Abstract
This blog covers my own experiences of architecting within an Agile project. It assumes you have knowledge of an Agile process such as Scrum and have knowledge Lean engineering practices.
The blog is split into five parts:
Design in the democracy
All the planning in world does not deliver software on its own; it just makes it easier to swallow the whole solution. Sooner rather than later you must start making design decisions. Making a decision at the last responsible moment is a key concept of lean software development, and I am going to assume that you understand this concept.
As an architect, you may well be approaching new ways in which you make design decisions in that you will be involving the whole team in decision making. It is this concept which promotes self management. If you are used to making all the decisions, this will undoubtedly be a concern and a drag at first, because your team have to gain the understanding of your vision. The more group design sessions you have, the less burden they will feel, and you will gain two core benefits: a collective teams brains are bigger than your own, and you make less decisions yourself, which frees you up to write code.
There are two key points that must be addressed when conducting group design sessions: how many sessions should you have, and at what times during the sprint should you have them.

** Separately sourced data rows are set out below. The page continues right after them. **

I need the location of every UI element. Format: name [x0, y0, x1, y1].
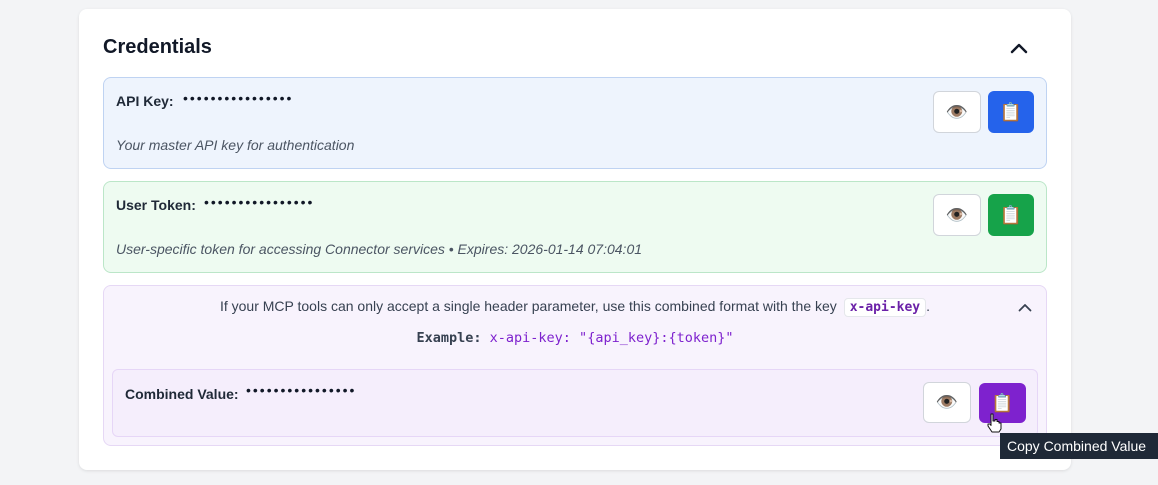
copy-api-key-button[interactable]: 📋 — [988, 91, 1034, 133]
example-code: x-api-key: "{api_key}:{token}" — [489, 330, 734, 346]
combined-info-suffix: . — [926, 298, 931, 314]
chevron-up-icon — [1018, 303, 1032, 311]
reveal-combined-value-button[interactable]: 👁️ — [923, 382, 971, 423]
api-key-value: •••••••••••••••• — [183, 90, 294, 106]
clipboard-icon: 📋 — [991, 392, 1014, 413]
reveal-user-token-button[interactable]: 👁️ — [933, 194, 981, 236]
chevron-up-icon — [1010, 43, 1028, 54]
eye-icon: 👁️ — [935, 392, 959, 412]
combined-value-panel: If your MCP tools can only accept a sing… — [103, 285, 1047, 446]
user-token-label: User Token: — [116, 197, 196, 213]
user-token-panel: User Token: •••••••••••••••• User-specif… — [103, 181, 1047, 273]
reveal-api-key-button[interactable]: 👁️ — [933, 91, 981, 133]
combined-value-label: Combined Value: — [125, 386, 239, 402]
combined-value-masked: •••••••••••••••• — [246, 382, 357, 398]
example-label: Example: — [416, 330, 482, 346]
eye-icon: 👁️ — [945, 101, 969, 122]
clipboard-icon: 📋 — [999, 204, 1023, 225]
clipboard-icon: 📋 — [999, 101, 1023, 122]
section-title: Credentials — [103, 36, 212, 58]
hand-cursor-icon — [987, 413, 1002, 433]
user-token-description: User-specific token for accessing Connec… — [116, 241, 643, 257]
copy-user-token-button[interactable]: 📋 — [988, 194, 1034, 236]
user-token-value: •••••••••••••••• — [204, 194, 315, 210]
combined-info-text: If your MCP tools can only accept a sing… — [104, 298, 1046, 317]
credentials-card: Credentials API Key: •••••••••••••••• Yo… — [79, 9, 1071, 470]
collapse-info-button[interactable] — [1016, 298, 1034, 316]
copy-tooltip: Copy Combined Value — [1000, 433, 1158, 459]
collapse-section-button[interactable] — [1007, 36, 1031, 60]
eye-icon: 👁️ — [945, 204, 969, 225]
combined-example: Example: x-api-key: "{api_key}:{token}" — [104, 330, 1046, 346]
combined-info-message: If your MCP tools can only accept a sing… — [219, 298, 837, 314]
header-key-code: x-api-key — [843, 298, 927, 317]
api-key-label: API Key: — [116, 93, 174, 109]
combined-value-box: Combined Value: •••••••••••••••• 👁️ 📋 — [112, 369, 1038, 437]
api-key-description: Your master API key for authentication — [116, 137, 355, 153]
api-key-panel: API Key: •••••••••••••••• Your master AP… — [103, 77, 1047, 169]
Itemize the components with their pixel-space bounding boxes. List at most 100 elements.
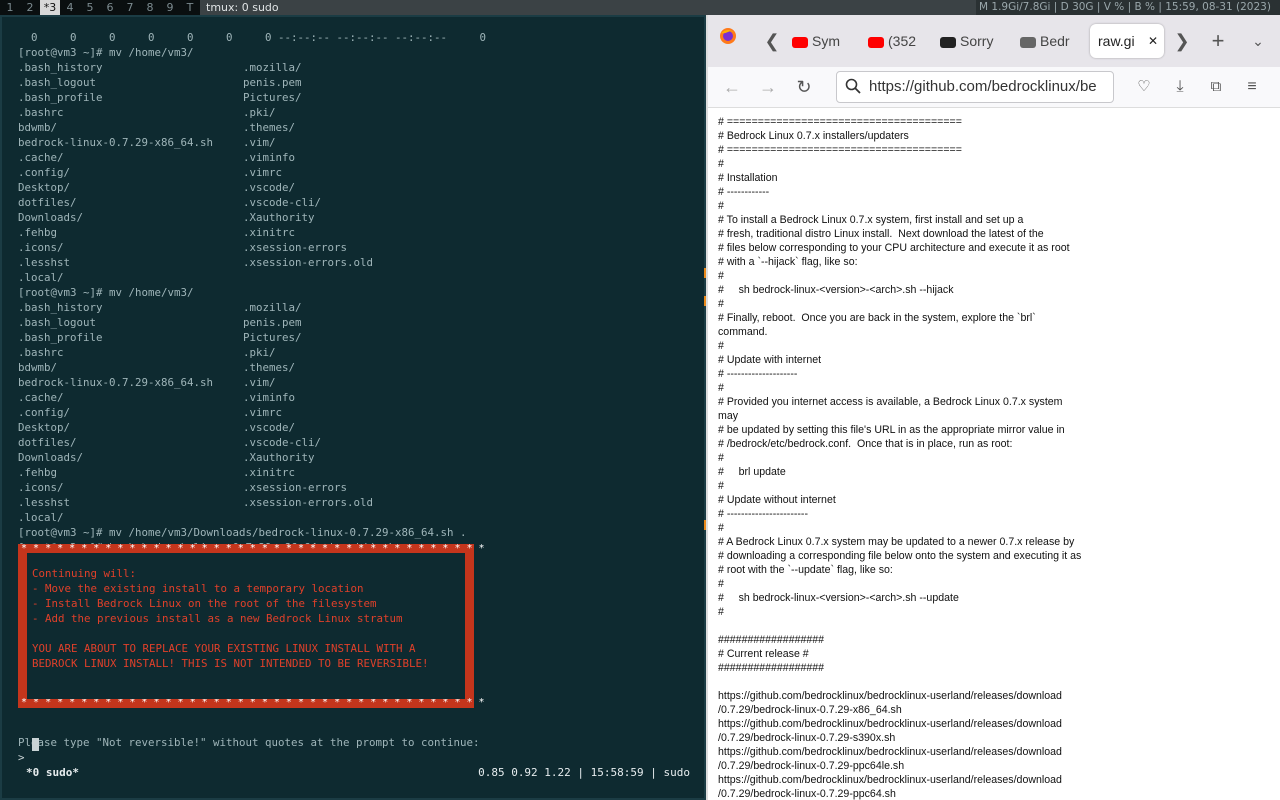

At the beginning of a project, group design sessions are likely to occur naturally much more than later on in the project. This is because there far more and greater problems that need detailed architectural thought. At the beginning of my current informal group design sessions were a daily occurrence for the first two weeks of a four week sprint, enabling the team to come to a common consensus of core architectural decisions. However, you must balance this with getting the work done, and this is where the fixed sprint cycle really focuses the mind, because you must be able to demonstrate functioning software at the end of the sprint.
Generally speaking, design sessions should occur as early as possible in the sprint, and should be iterative in themselves. Someone in your team is responsible for delivering a feature, and they must gain enough group thought to progress the feature, without the team going to into actual code during the sessions. This means they may well need short iterative sessions, where they gain suggestions to problems that require individual investigation before approaching the team again.
Group design is also essential for ensuring that the team does not work in silos and that your vision for the solution is delivered in a coherent and cohesive way. Silos of knowledge will form if individuals work continually on the same set of features and do not share knowledge, which leads to dependency of individuals and insistency in architectural implementation.
There is only one point at which group design must be overruled for singular thinking; if you feel that the overall technical vision or implementation of the project is at risk by a decision being made and you cannot gain group consensus, you must impose your view on your colleagues. It is not true that all members of your team are equal; this is a democracy, not communism. But this must be used when all other methods fail, and you feel the point is so important that you cannot go down the road the rest of the team feels is correct. I can only recall doing this once or twice during the course of my current project.